8.3 Dit zal temeer het geval zijn, zoals in onderdeel (ii) en in onderdeel (iv) is betoogd, indien de bepaling omtrent vormverbetering tot de bijzondere uitsluitingen behoort (zie boven sub 2.2), terwijl art. 12.c een algemeen geldende grens van de dekking aangeeft, zodat het hof beide bepalingen ten onrechte als van gelijke rang en soort naast elkaar heeft gesteld.
9.1 In de tweede plaats wordt in onderdeel (iii) geklaagd over onvoldoende motivering, nu het hof niet heeft onderzocht of [verweerster] vóór de operatie al dan niet wist of moest begrijpen dat het ontbreken van medische noodzaak, en niet uitsluitend het vormverbeterend karakter van de ingreep, de reden van het weigeren van dekking was.
9.2 Ook deze klacht komt mij gegrond voor, nu Ohra zowel in eerste aanleg als in hoger beroep (zie boven sub 2.8 en 3.2) heeft aangevoerd dat de medisch adviseur [betrokkene 1] reeds vóór de operatie aan [verweerster] heeft meegedeeld dat er voor de ingreep geen medische noodzaak bestond, en dit standpunt steun vindt in de (boven sub 2.6 vermelde) brief van de raadsman van [verweerster] .

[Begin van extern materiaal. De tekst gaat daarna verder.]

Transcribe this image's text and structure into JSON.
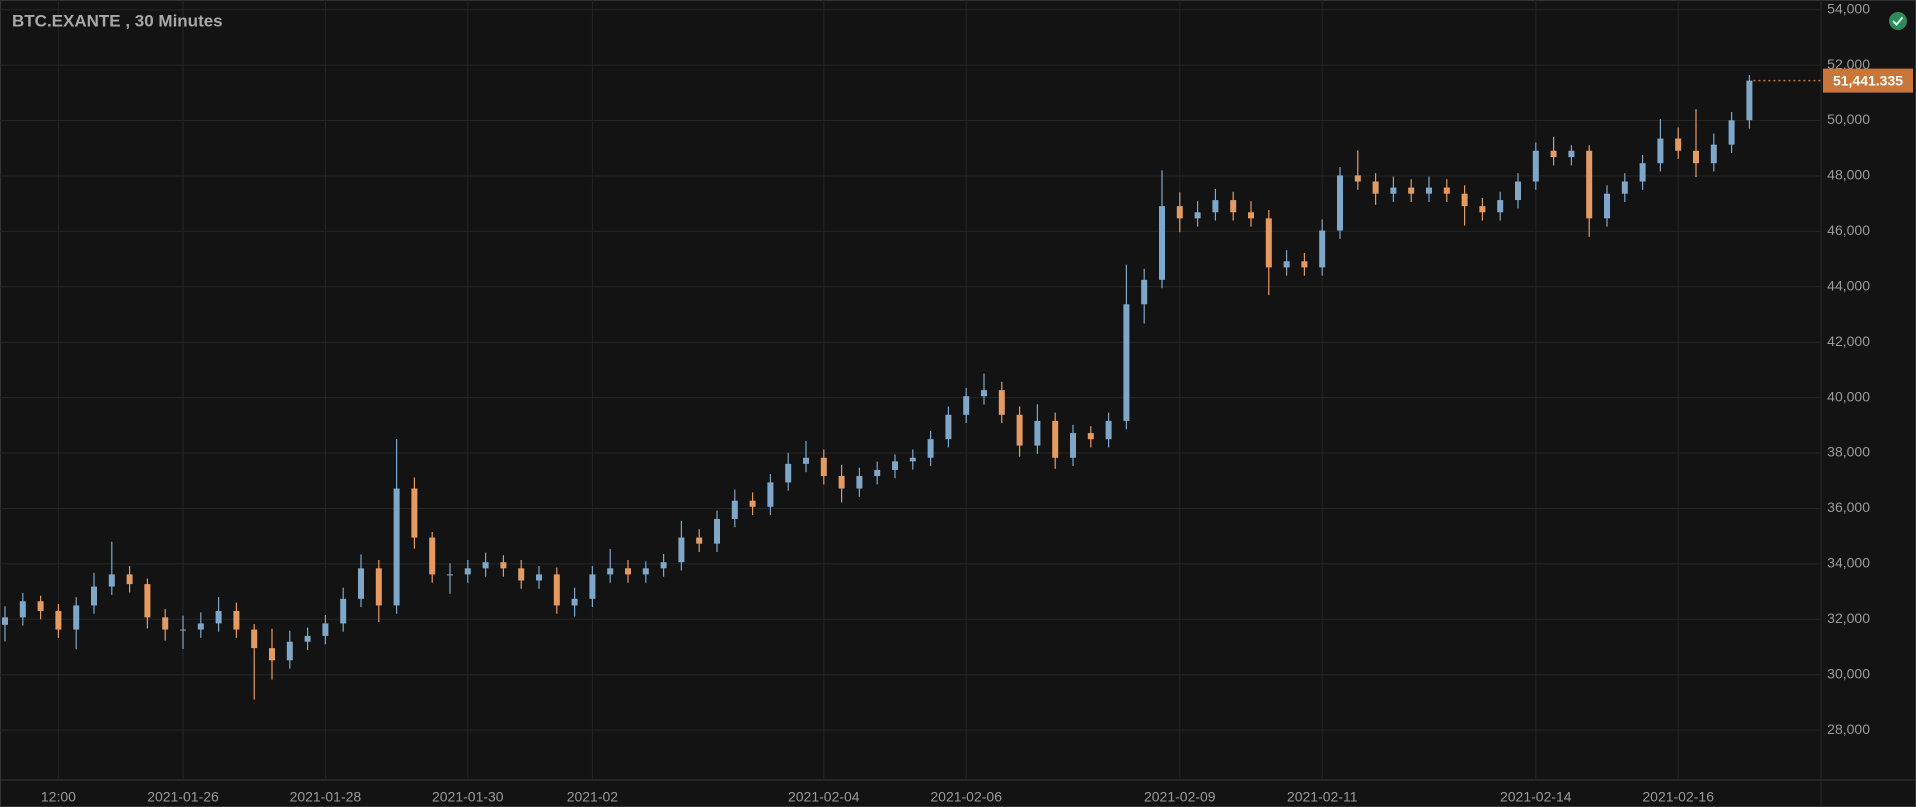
{
  "chart_data": {
    "type": "candlestick",
    "title": "BTC.EXANTE , 30 Minutes",
    "categories": [
      null,
      null,
      null,
      "12:00",
      null,
      null,
      null,
      null,
      null,
      null,
      "2021-01-26",
      null,
      null,
      null,
      null,
      null,
      null,
      null,
      "2021-01-28",
      null,
      null,
      null,
      null,
      null,
      null,
      null,
      "2021-01-30",
      null,
      null,
      null,
      null,
      null,
      null,
      "2021-02",
      null,
      null,
      null,
      null,
      null,
      null,
      null,
      null,
      null,
      null,
      null,
      null,
      "2021-02-04",
      null,
      null,
      null,
      null,
      null,
      null,
      null,
      "2021-02-06",
      null,
      null,
      null,
      null,
      null,
      null,
      null,
      null,
      null,
      null,
      null,
      "2021-02-09",
      null,
      null,
      null,
      null,
      null,
      null,
      null,
      "2021-02-11",
      null,
      null,
      null,
      null,
      null,
      null,
      null,
      null,
      null,
      null,
      null,
      "2021-02-14",
      null,
      null,
      null,
      null,
      null,
      null,
      null,
      "2021-02-16",
      null,
      null,
      null,
      null
    ],
    "open": [
      31800,
      32070,
      32650,
      32300,
      31630,
      32500,
      33180,
      33620,
      33270,
      32070,
      31630,
      31630,
      31850,
      32300,
      31630,
      30960,
      30520,
      31190,
      31400,
      31850,
      32740,
      33840,
      32500,
      36720,
      34950,
      33620,
      33620,
      33840,
      34060,
      33840,
      33400,
      33620,
      32500,
      32740,
      33620,
      33840,
      33620,
      33840,
      34060,
      34950,
      34730,
      35620,
      36280,
      36060,
      36940,
      37610,
      37830,
      37170,
      36720,
      37170,
      37390,
      37700,
      37830,
      38500,
      39380,
      40050,
      40270,
      39380,
      38270,
      39160,
      37830,
      38720,
      38500,
      39160,
      43370,
      44250,
      46910,
      46470,
      46690,
      47130,
      46690,
      46470,
      44700,
      44920,
      44700,
      46030,
      48020,
      47800,
      47360,
      47580,
      47360,
      47580,
      47360,
      46910,
      46690,
      47130,
      47800,
      48910,
      48680,
      48910,
      46470,
      47360,
      47800,
      48460,
      49350,
      48910,
      48460,
      49130,
      50010
    ],
    "high": [
      32470,
      32950,
      32850,
      32550,
      32800,
      33680,
      34800,
      33920,
      33470,
      32370,
      32130,
      32250,
      32800,
      32600,
      31830,
      31660,
      31590,
      31700,
      32150,
      33140,
      34340,
      34140,
      38500,
      37120,
      35150,
      34020,
      34140,
      34410,
      34310,
      34140,
      33920,
      33870,
      33140,
      33920,
      34540,
      34140,
      34090,
      34360,
      35550,
      35250,
      35920,
      36680,
      36580,
      37240,
      38010,
      38430,
      38130,
      37570,
      37470,
      37690,
      37950,
      38130,
      38800,
      39680,
      40350,
      40870,
      40570,
      39680,
      39760,
      39460,
      39020,
      38970,
      39460,
      44800,
      44650,
      48200,
      47410,
      47090,
      47530,
      47430,
      47090,
      46770,
      45320,
      45220,
      46430,
      48320,
      48920,
      48100,
      47980,
      47880,
      47980,
      47880,
      47660,
      47210,
      47430,
      48100,
      49210,
      49410,
      49110,
      49110,
      47660,
      48100,
      48760,
      50050,
      49750,
      50410,
      49530,
      50310,
      51640
    ],
    "low": [
      31200,
      31770,
      32000,
      31330,
      30930,
      32200,
      32880,
      32970,
      31670,
      31230,
      30930,
      31330,
      31550,
      31330,
      29100,
      29820,
      30220,
      30890,
      31100,
      31550,
      32440,
      31900,
      32200,
      34550,
      33320,
      32920,
      33320,
      33540,
      33540,
      33100,
      33100,
      32200,
      32100,
      32440,
      33320,
      33320,
      33320,
      33540,
      33760,
      34430,
      34430,
      35320,
      35760,
      35760,
      36640,
      37310,
      36870,
      36220,
      36420,
      36870,
      37090,
      37400,
      37530,
      38200,
      39080,
      39750,
      39080,
      37870,
      37970,
      37430,
      37530,
      38200,
      38200,
      38860,
      42670,
      43950,
      45970,
      46170,
      46390,
      46390,
      46170,
      43700,
      44400,
      44400,
      44400,
      45730,
      47500,
      46960,
      47060,
      47060,
      47060,
      47060,
      46210,
      46390,
      46390,
      46830,
      47500,
      48380,
      48380,
      45800,
      46170,
      47060,
      47500,
      48160,
      48610,
      47960,
      48160,
      48830,
      49710
    ],
    "close": [
      32070,
      32650,
      32300,
      31630,
      32500,
      33180,
      33620,
      33270,
      32070,
      31630,
      31630,
      31850,
      32300,
      31630,
      30960,
      30520,
      31190,
      31400,
      31850,
      32740,
      33840,
      32500,
      36720,
      34950,
      33620,
      33620,
      33840,
      34060,
      33840,
      33400,
      33620,
      32500,
      32740,
      33620,
      33840,
      33620,
      33840,
      34060,
      34950,
      34730,
      35620,
      36280,
      36060,
      36940,
      37610,
      37830,
      37170,
      36720,
      37170,
      37390,
      37700,
      37830,
      38500,
      39380,
      40050,
      40270,
      39380,
      38270,
      39160,
      37830,
      38720,
      38500,
      39160,
      43370,
      44250,
      46910,
      46470,
      46690,
      47130,
      46690,
      46470,
      44700,
      44920,
      44700,
      46030,
      48020,
      47800,
      47360,
      47580,
      47360,
      47580,
      47360,
      46910,
      46690,
      47130,
      47800,
      48910,
      48680,
      48910,
      46470,
      47360,
      47800,
      48460,
      49350,
      48910,
      48460,
      49130,
      50010,
      51440
    ],
    "up_color": "#7ea7c9",
    "down_color": "#e49b63",
    "ylim": [
      26200,
      54350
    ],
    "yticks": [
      {
        "value": 28000,
        "label": "28,000"
      },
      {
        "value": 30000,
        "label": "30,000"
      },
      {
        "value": 32000,
        "label": "32,000"
      },
      {
        "value": 34000,
        "label": "34,000"
      },
      {
        "value": 36000,
        "label": "36,000"
      },
      {
        "value": 38000,
        "label": "38,000"
      },
      {
        "value": 40000,
        "label": "40,000"
      },
      {
        "value": 42000,
        "label": "42,000"
      },
      {
        "value": 44000,
        "label": "44,000"
      },
      {
        "value": 46000,
        "label": "46,000"
      },
      {
        "value": 48000,
        "label": "48,000"
      },
      {
        "value": 50000,
        "label": "50,000"
      },
      {
        "value": 52000,
        "label": "52,000"
      },
      {
        "value": 54000,
        "label": "54,000"
      }
    ],
    "grid": true,
    "last_price": {
      "value": 51441.335,
      "label": "51,441.335",
      "color": "#c8763a"
    }
  }
}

9.3 Eveneens wordt m.i. terecht voorgedragen de klacht, dat het niet in strijd met de goede trouw kan zijn in appèl een beroep te doen op art. 12.c van het reglement (geen dekking bij ontbreken van medische noodzaak), indien in eerste aanleg — zonder enig protest of bezwaar van de zijde van [verweerster] — juist hoofdzakelijk is gestreden over het al dan niet aanwezig zijn van medische noodzaak.
9.4 Met de laatste opmerking van onderdeel (iii) echter kan ik niet meegaan: inderdaad kunnen de regels van redelijkheid en billijkheid onder omstandigheden een partij tot méér verplichten dan oorspronkelijk was overeengekomen (zie boven sub 5.2); dat is, dunkt mij, nu juist het aardige ervan.
10. Daar ik het middel gegrond acht, concludeer ik tot vernietiging van 's hofs vonnis met terugverwijzing naar dat hof ter verdere behandeling en afdoening van de zaak.